Страница 17 из 31
Он изучил наизусть леса задней части острова и все формы жизни в них, — и бабочек, и птиц, и ящериц, и странного вида насекомых; необыкновенные орхидеи, иные прекрасные, другие отталкивающие, как подлинный образ разложения, но всё до единой странные. Он добывал тут дыни, и гуявы, и хлебный плод, талтийские красные яблоки, бразильские сливы, таро в изобилии, и много других лакомых вещей, — но бананов здесь не было. Это временами огорчало его, так как он не был чужд человеческих слабостей.
Хотя Эммелина и спрашивала Коко о Дике, но делала это она только для разговора, так как превосходно слышала его в соседней бамбуковой роще.

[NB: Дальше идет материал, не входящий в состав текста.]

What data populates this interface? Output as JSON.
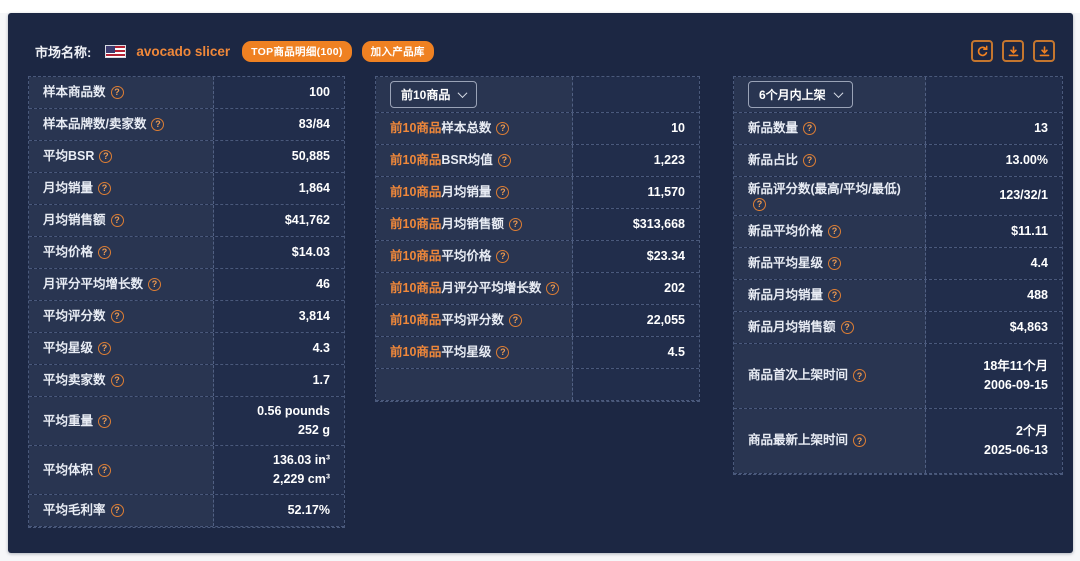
{
  "colors": {
    "accent_orange": "#ef8122",
    "orange_text": "#f0883a",
    "panel_bg": "#1c2743",
    "label_cell_bg": "#293551",
    "value_cell_bg": "#212d4b"
  },
  "header": {
    "market_label": "市场名称:",
    "flag": "us-flag",
    "market_name": "avocado slicer",
    "badges": [
      {
        "label": "TOP商品明细(100)"
      },
      {
        "label": "加入产品库"
      }
    ],
    "toolbar_icons": [
      "refresh",
      "export",
      "download"
    ]
  },
  "tables": {
    "left": {
      "rows": [
        {
          "label": "样本商品数",
          "value": "100"
        },
        {
          "label": "样本品牌数/卖家数",
          "value": "83/84"
        },
        {
          "label": "平均BSR",
          "value": "50,885"
        },
        {
          "label": "月均销量",
          "value": "1,864"
        },
        {
          "label": "月均销售额",
          "value": "$41,762"
        },
        {
          "label": "平均价格",
          "value": "$14.03"
        },
        {
          "label": "月评分平均增长数",
          "value": "46"
        },
        {
          "label": "平均评分数",
          "value": "3,814"
        },
        {
          "label": "平均星级",
          "value": "4.3"
        },
        {
          "label": "平均卖家数",
          "value": "1.7"
        },
        {
          "label": "平均重量",
          "value": "0.56 pounds",
          "value2": "252 g"
        },
        {
          "label": "平均体积",
          "value": "136.03 in³",
          "value2": "2,229 cm³"
        },
        {
          "label": "平均毛利率",
          "value": "52.17%"
        }
      ]
    },
    "middle": {
      "dropdown": "前10商品",
      "rows": [
        {
          "prefix": "前10商品",
          "label": "样本总数",
          "value": "10"
        },
        {
          "prefix": "前10商品",
          "label": "BSR均值",
          "value": "1,223"
        },
        {
          "prefix": "前10商品",
          "label": "月均销量",
          "value": "11,570"
        },
        {
          "prefix": "前10商品",
          "label": "月均销售额",
          "value": "$313,668"
        },
        {
          "prefix": "前10商品",
          "label": "平均价格",
          "value": "$23.34"
        },
        {
          "prefix": "前10商品",
          "label": "月评分平均增长数",
          "value": "202"
        },
        {
          "prefix": "前10商品",
          "label": "平均评分数",
          "value": "22,055"
        },
        {
          "prefix": "前10商品",
          "label": "平均星级",
          "value": "4.5"
        },
        {
          "empty": true
        }
      ]
    },
    "right": {
      "dropdown": "6个月内上架",
      "rows": [
        {
          "label": "新品数量",
          "value": "13"
        },
        {
          "label": "新品占比",
          "value": "13.00%"
        },
        {
          "label": "新品评分数(最高/平均/最低)",
          "value": "123/32/1"
        },
        {
          "label": "新品平均价格",
          "value": "$11.11"
        },
        {
          "label": "新品平均星级",
          "value": "4.4"
        },
        {
          "label": "新品月均销量",
          "value": "488"
        },
        {
          "label": "新品月均销售额",
          "value": "$4,863"
        },
        {
          "label": "商品首次上架时间",
          "value": "18年11个月",
          "value2": "2006-09-15"
        },
        {
          "label": "商品最新上架时间",
          "value": "2个月",
          "value2": "2025-06-13"
        }
      ]
    }
  }
}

Вскоре он и сам появился, таща за собой две бамбуковые жерди и отирая пот со лба. На нем были надеты всего на всего старые панталоны, уцелевшие до сих пор из добычи с "Шенандоа", и, при виде его, было на что посмотреть!
Русый и стройный, более похожий на семнадцатилетнего юношу, чем на пятнадцатилетнего мальчика, с живым и смелым выражением лица, полудитя, полумужчина, полудикарь, полу цивилизованный человек, он одновременно ушел вперед и назад за эти пять лет дикой жизни.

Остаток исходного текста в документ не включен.